Francis Charhon : La philanthropie est une question culturelle. Les pays nordiques et l’Angleterre sont des pays protestants qui, en même temps que la notion du travail, ont aussi la notion d’une pratique de solidarité importante qui existe depuis longtemps. Ils ont une culture très ancienne de générosité. Même si cette culture de la générosité existait aussi en France, la Révolution française a créé un Etat qui prend tout en charge. Donc si nous sommes en retard, c’est en partie une question de trajectoire historique.

Deuxièmement, c’est au secteur lui-même de faire connaitre ses bonnes pratiques, de montrer ses actions, son rôle dans la société française et tout ça dans la transparence. Et pour augmenter sa visibilité, il faut sortir de l’anecdotique pour rentrer dans la construction d’un récit, d’un imaginaire, et changer la culture. Il faut réussir à montrer que chaque histoire est la pièce d’un puzzle. Le plateau représente la philanthropie et son action sociétale dans le pays, et chaque petite pièce représente une association qui complète le puzzle. Pour remplir ce tableau, il faut d’abord le dessiner avant d’y ajouter les pièces. On sait très bien que si on fait un puzzle, qu’il y a 1000 pièces, mais qu’on n’a pas le modèle c’est compliqué. Il faut arriver à créer un imaginaire qui intéresse les particuliers et les journalistes. De plus, je pense que cet imaginaire doit être collectif. Il faut l’inscrire dans un projet global qui est celui du rôle des sociétés civiles en action. Une fois ce gros travail de fait, je ne sais pas si nous rattraperons un retard mais nous serons dans une lancée de développement progressif qui devrait s’améliorer. Par ailleurs, ne négligeons pas que la générosité se développe doucement mais surement à 4% par an.

@UOSSM

Alain Boinet : Aujourd’hui une association d’aide humanitaire d’urgence qui voudrait se créer est pratiquement dans l’impossibilité de collecter des fonds car le marché de la collecte est saturé. Les 5 millions de foyers fiscaux sont déjà préemptés par les grands acteurs présents sur ce secteur, donc aujourd’hui l’association humanitaire qui voudrait se créer ne pourra pas se développer avec des fonds privés…

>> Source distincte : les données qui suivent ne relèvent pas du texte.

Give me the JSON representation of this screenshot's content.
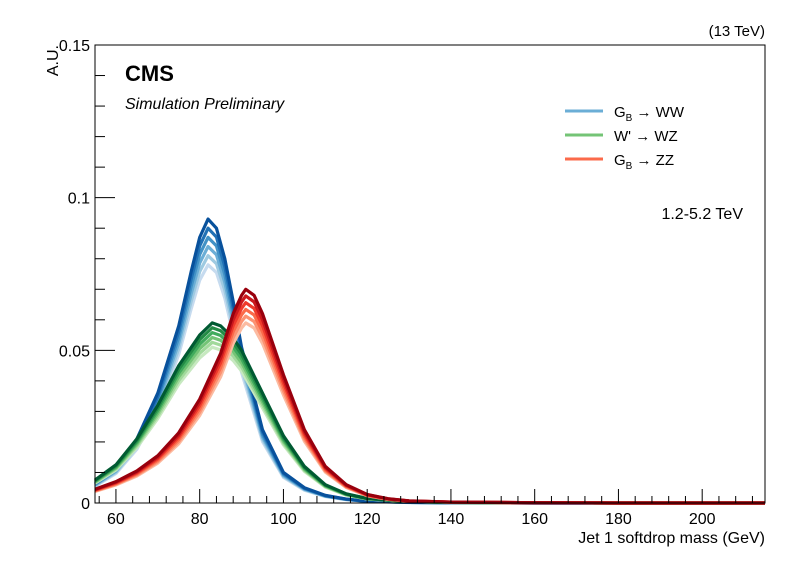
{
  "chart_data": {
    "type": "line",
    "energy_label": "(13 TeV)",
    "experiment": "CMS",
    "subtitle": "Simulation Preliminary",
    "mass_range_label": "1.2-5.2 TeV",
    "xlabel": "Jet 1 softdrop mass (GeV)",
    "ylabel": "A.U.",
    "xlim": [
      55,
      215
    ],
    "ylim": [
      0,
      0.15
    ],
    "x_ticks": [
      60,
      80,
      100,
      120,
      140,
      160,
      180,
      200
    ],
    "y_ticks": [
      {
        "value": 0,
        "label": "0"
      },
      {
        "value": 0.05,
        "label": "0.05"
      },
      {
        "value": 0.1,
        "label": "0.1"
      },
      {
        "value": 0.15,
        "label": "0.15"
      }
    ],
    "grid": false,
    "legend_position": "top-right",
    "series": [
      {
        "name": "G_B → WW",
        "label_base": "G",
        "label_sub": "B",
        "label_rest": " → WW",
        "legend_color": "#6baed6",
        "band_colors": [
          "#c6dbef",
          "#9ecae1",
          "#6baed6",
          "#4292c6",
          "#2171b5",
          "#08519c"
        ],
        "peak_range": [
          0.078,
          0.093
        ],
        "x": [
          55,
          60,
          65,
          70,
          75,
          78,
          80,
          82,
          84,
          86,
          88,
          90,
          95,
          100,
          105,
          110,
          115,
          120,
          130,
          140,
          160,
          180,
          200,
          215
        ],
        "y": [
          0.0065,
          0.0115,
          0.021,
          0.036,
          0.058,
          0.076,
          0.087,
          0.093,
          0.09,
          0.08,
          0.066,
          0.051,
          0.024,
          0.01,
          0.005,
          0.0025,
          0.0013,
          0.0006,
          0.0002,
          0.0001,
          0.0,
          0.0,
          0.0,
          0.0
        ]
      },
      {
        "name": "W' → WZ",
        "label_base": "W'",
        "label_sub": "",
        "label_rest": " → WZ",
        "legend_color": "#74c476",
        "band_colors": [
          "#c7e9c0",
          "#a1d99b",
          "#74c476",
          "#41ab5d",
          "#238b45",
          "#005a32"
        ],
        "peak_range": [
          0.051,
          0.059
        ],
        "x": [
          55,
          60,
          65,
          70,
          75,
          80,
          83,
          85,
          88,
          90,
          95,
          100,
          105,
          110,
          115,
          120,
          130,
          140,
          160,
          180,
          200,
          215
        ],
        "y": [
          0.0075,
          0.0125,
          0.021,
          0.032,
          0.045,
          0.055,
          0.059,
          0.058,
          0.054,
          0.05,
          0.036,
          0.022,
          0.012,
          0.006,
          0.003,
          0.0015,
          0.0005,
          0.0002,
          0.0001,
          0.0,
          0.0,
          0.0
        ]
      },
      {
        "name": "G_B → ZZ",
        "label_base": "G",
        "label_sub": "B",
        "label_rest": " → ZZ",
        "legend_color": "#fb6a4a",
        "band_colors": [
          "#fcbba1",
          "#fc9272",
          "#fb6a4a",
          "#ef3b2c",
          "#cb181d",
          "#99000d"
        ],
        "peak_range": [
          0.059,
          0.07
        ],
        "x": [
          55,
          60,
          65,
          70,
          75,
          80,
          85,
          88,
          90,
          91,
          93,
          95,
          100,
          105,
          110,
          115,
          120,
          125,
          130,
          140,
          160,
          180,
          200,
          215
        ],
        "y": [
          0.0045,
          0.007,
          0.0105,
          0.0155,
          0.023,
          0.034,
          0.049,
          0.062,
          0.068,
          0.07,
          0.068,
          0.062,
          0.042,
          0.024,
          0.012,
          0.006,
          0.0028,
          0.0014,
          0.0007,
          0.0003,
          0.0001,
          0.0,
          0.0,
          0.0
        ]
      }
    ]
  }
}
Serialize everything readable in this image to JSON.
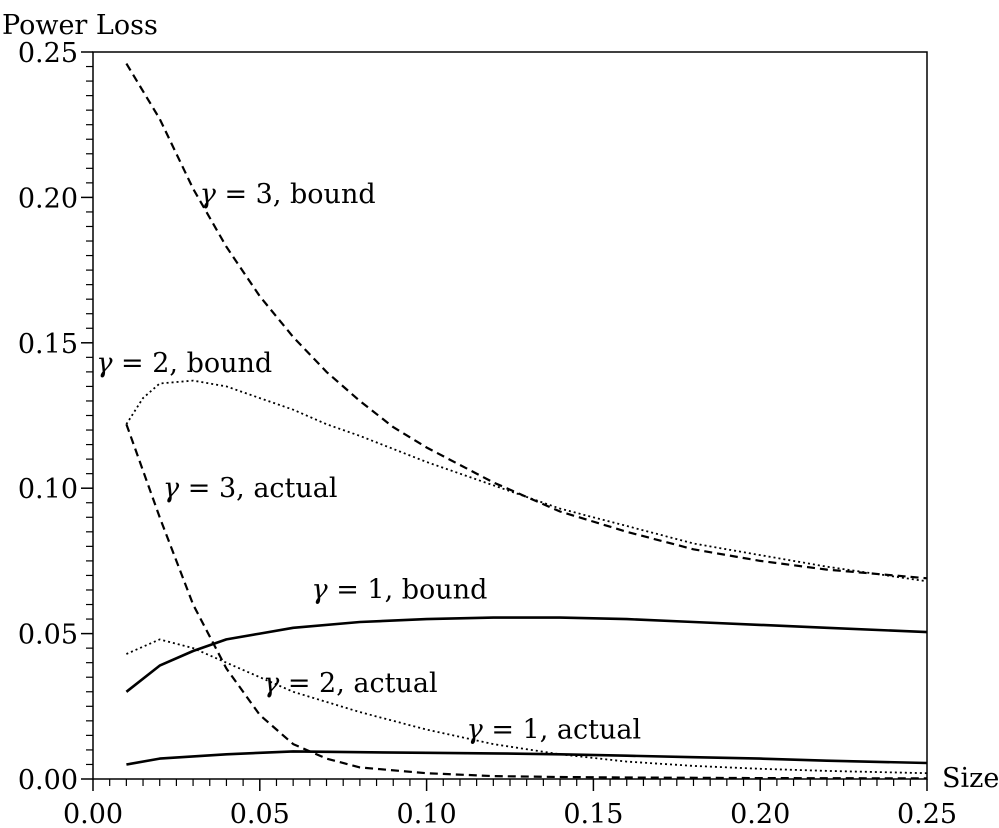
{
  "chart_data": {
    "type": "line",
    "ylabel": "Power Loss",
    "xlabel": "Size",
    "xlim": [
      0.0,
      0.25
    ],
    "ylim": [
      0.0,
      0.25
    ],
    "xticks": [
      "0.00",
      "0.05",
      "0.10",
      "0.15",
      "0.20",
      "0.25"
    ],
    "yticks": [
      "0.00",
      "0.05",
      "0.10",
      "0.15",
      "0.20",
      "0.25"
    ],
    "grid": false,
    "legend": "none (series labelled by in-plot annotations)",
    "series": [
      {
        "name": "γ = 3, bound",
        "style": "dashed",
        "x": [
          0.01,
          0.02,
          0.03,
          0.04,
          0.05,
          0.06,
          0.07,
          0.08,
          0.09,
          0.1,
          0.12,
          0.14,
          0.16,
          0.18,
          0.2,
          0.22,
          0.25
        ],
        "y": [
          0.246,
          0.227,
          0.203,
          0.183,
          0.166,
          0.152,
          0.14,
          0.13,
          0.121,
          0.114,
          0.102,
          0.092,
          0.085,
          0.079,
          0.075,
          0.072,
          0.069
        ]
      },
      {
        "name": "γ = 2, bound",
        "style": "dotted",
        "x": [
          0.01,
          0.015,
          0.02,
          0.03,
          0.04,
          0.05,
          0.06,
          0.07,
          0.08,
          0.1,
          0.12,
          0.14,
          0.16,
          0.18,
          0.2,
          0.22,
          0.25
        ],
        "y": [
          0.122,
          0.131,
          0.136,
          0.137,
          0.135,
          0.131,
          0.127,
          0.122,
          0.118,
          0.109,
          0.101,
          0.093,
          0.087,
          0.081,
          0.077,
          0.073,
          0.068
        ]
      },
      {
        "name": "γ = 3, actual",
        "style": "dashed",
        "x": [
          0.01,
          0.02,
          0.03,
          0.04,
          0.05,
          0.06,
          0.07,
          0.08,
          0.1,
          0.12,
          0.14,
          0.16,
          0.2,
          0.25
        ],
        "y": [
          0.122,
          0.09,
          0.06,
          0.038,
          0.022,
          0.012,
          0.007,
          0.004,
          0.002,
          0.001,
          0.0007,
          0.0005,
          0.0003,
          0.0002
        ]
      },
      {
        "name": "γ = 1, bound",
        "style": "solid",
        "x": [
          0.01,
          0.02,
          0.03,
          0.04,
          0.05,
          0.06,
          0.08,
          0.1,
          0.12,
          0.14,
          0.16,
          0.18,
          0.2,
          0.22,
          0.25
        ],
        "y": [
          0.03,
          0.039,
          0.044,
          0.048,
          0.05,
          0.052,
          0.054,
          0.055,
          0.0555,
          0.0555,
          0.055,
          0.054,
          0.053,
          0.052,
          0.0505
        ]
      },
      {
        "name": "γ = 2, actual",
        "style": "dotted",
        "x": [
          0.01,
          0.02,
          0.03,
          0.04,
          0.05,
          0.06,
          0.08,
          0.1,
          0.12,
          0.14,
          0.16,
          0.18,
          0.2,
          0.22,
          0.25
        ],
        "y": [
          0.043,
          0.048,
          0.045,
          0.04,
          0.035,
          0.03,
          0.023,
          0.017,
          0.012,
          0.0085,
          0.006,
          0.0045,
          0.0035,
          0.0028,
          0.002
        ]
      },
      {
        "name": "γ = 1, actual",
        "style": "solid",
        "x": [
          0.01,
          0.02,
          0.04,
          0.06,
          0.08,
          0.1,
          0.12,
          0.14,
          0.16,
          0.18,
          0.2,
          0.22,
          0.25
        ],
        "y": [
          0.005,
          0.007,
          0.0085,
          0.0095,
          0.0092,
          0.009,
          0.0088,
          0.0085,
          0.008,
          0.0075,
          0.007,
          0.0063,
          0.0055
        ]
      }
    ],
    "annotations": [
      {
        "gamma": "γ",
        "text": " = 3, bound",
        "x": 0.032,
        "y": 0.198
      },
      {
        "gamma": "γ",
        "text": " = 2, bound",
        "x": 0.001,
        "y": 0.14
      },
      {
        "gamma": "γ",
        "text": " = 3, actual",
        "x": 0.021,
        "y": 0.097
      },
      {
        "gamma": "γ",
        "text": " = 1, bound",
        "x": 0.0655,
        "y": 0.062
      },
      {
        "gamma": "γ",
        "text": " = 2, actual",
        "x": 0.051,
        "y": 0.03
      },
      {
        "gamma": "γ",
        "text": " = 1, actual",
        "x": 0.112,
        "y": 0.014
      }
    ]
  }
}
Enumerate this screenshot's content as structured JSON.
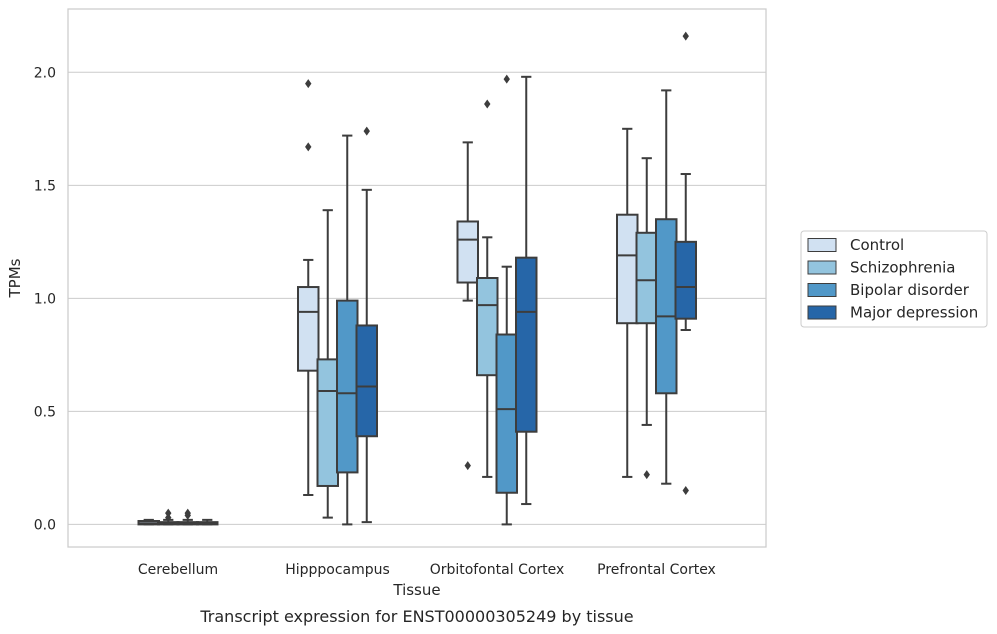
{
  "chart_data": {
    "type": "box",
    "xlabel": "Tissue",
    "ylabel": "TPMs",
    "caption": "Transcript expression for ENST00000305249 by tissue",
    "ylim": [
      -0.1,
      2.28
    ],
    "yticks": [
      0.0,
      0.5,
      1.0,
      1.5,
      2.0
    ],
    "ytick_labels": [
      "0.0",
      "0.5",
      "1.0",
      "1.5",
      "2.0"
    ],
    "categories": [
      "Cerebellum",
      "Hipppocampus",
      "Orbitofontal Cortex",
      "Prefrontal Cortex"
    ],
    "grid": "horizontal",
    "legend_position": "right",
    "series": [
      {
        "name": "Control",
        "color": "#d1e1f2",
        "boxes": [
          {
            "whisker_low": 0.0,
            "q1": 0.0,
            "median": 0.005,
            "q3": 0.015,
            "whisker_high": 0.02,
            "outliers": []
          },
          {
            "whisker_low": 0.13,
            "q1": 0.68,
            "median": 0.94,
            "q3": 1.05,
            "whisker_high": 1.17,
            "outliers": [
              1.67,
              1.95
            ]
          },
          {
            "whisker_low": 0.99,
            "q1": 1.07,
            "median": 1.26,
            "q3": 1.34,
            "whisker_high": 1.69,
            "outliers": [
              0.26
            ]
          },
          {
            "whisker_low": 0.21,
            "q1": 0.89,
            "median": 1.19,
            "q3": 1.37,
            "whisker_high": 1.75,
            "outliers": []
          }
        ]
      },
      {
        "name": "Schizophrenia",
        "color": "#93c4de",
        "boxes": [
          {
            "whisker_low": 0.0,
            "q1": 0.0,
            "median": 0.005,
            "q3": 0.01,
            "whisker_high": 0.02,
            "outliers": [
              0.03,
              0.05
            ]
          },
          {
            "whisker_low": 0.03,
            "q1": 0.17,
            "median": 0.59,
            "q3": 0.73,
            "whisker_high": 1.39,
            "outliers": []
          },
          {
            "whisker_low": 0.21,
            "q1": 0.66,
            "median": 0.97,
            "q3": 1.09,
            "whisker_high": 1.27,
            "outliers": [
              1.86
            ]
          },
          {
            "whisker_low": 0.44,
            "q1": 0.89,
            "median": 1.08,
            "q3": 1.29,
            "whisker_high": 1.62,
            "outliers": [
              0.22
            ]
          }
        ]
      },
      {
        "name": "Bipolar disorder",
        "color": "#5198c8",
        "boxes": [
          {
            "whisker_low": 0.0,
            "q1": 0.0,
            "median": 0.005,
            "q3": 0.01,
            "whisker_high": 0.02,
            "outliers": [
              0.04,
              0.05
            ]
          },
          {
            "whisker_low": 0.0,
            "q1": 0.23,
            "median": 0.58,
            "q3": 0.99,
            "whisker_high": 1.72,
            "outliers": []
          },
          {
            "whisker_low": 0.0,
            "q1": 0.14,
            "median": 0.51,
            "q3": 0.84,
            "whisker_high": 1.14,
            "outliers": [
              1.97
            ]
          },
          {
            "whisker_low": 0.18,
            "q1": 0.58,
            "median": 0.92,
            "q3": 1.35,
            "whisker_high": 1.92,
            "outliers": []
          }
        ]
      },
      {
        "name": "Major depression",
        "color": "#2666a8",
        "boxes": [
          {
            "whisker_low": 0.0,
            "q1": 0.0,
            "median": 0.005,
            "q3": 0.01,
            "whisker_high": 0.02,
            "outliers": []
          },
          {
            "whisker_low": 0.01,
            "q1": 0.39,
            "median": 0.61,
            "q3": 0.88,
            "whisker_high": 1.48,
            "outliers": [
              1.74
            ]
          },
          {
            "whisker_low": 0.09,
            "q1": 0.41,
            "median": 0.94,
            "q3": 1.18,
            "whisker_high": 1.98,
            "outliers": []
          },
          {
            "whisker_low": 0.86,
            "q1": 0.91,
            "median": 1.05,
            "q3": 1.25,
            "whisker_high": 1.55,
            "outliers": [
              0.15,
              2.16
            ]
          }
        ]
      }
    ]
  }
}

Francis Charhon : Malgré ces difficultés, quelques exemples prouvent le contraire. Solthis et Alima sont deux organisations récentes qui fonctionnent très bien. Je pense que les fondations ont un rôle à jouer dans le soutien des organisations de petites tailles car elles peuvent apporter des financements à des projets qu’elles trouvent intéressants. Toutefois il est vrai que de trouver des financements de donateurs individuels est devenu très difficile car coûteux.

Il faut savoir qu’il existe une nouvelle génération de jeunes entrepreneurs de 35 ou 40 ans qui ont fait fortune et qui s’investissent de façon très importante dans la philanthropie.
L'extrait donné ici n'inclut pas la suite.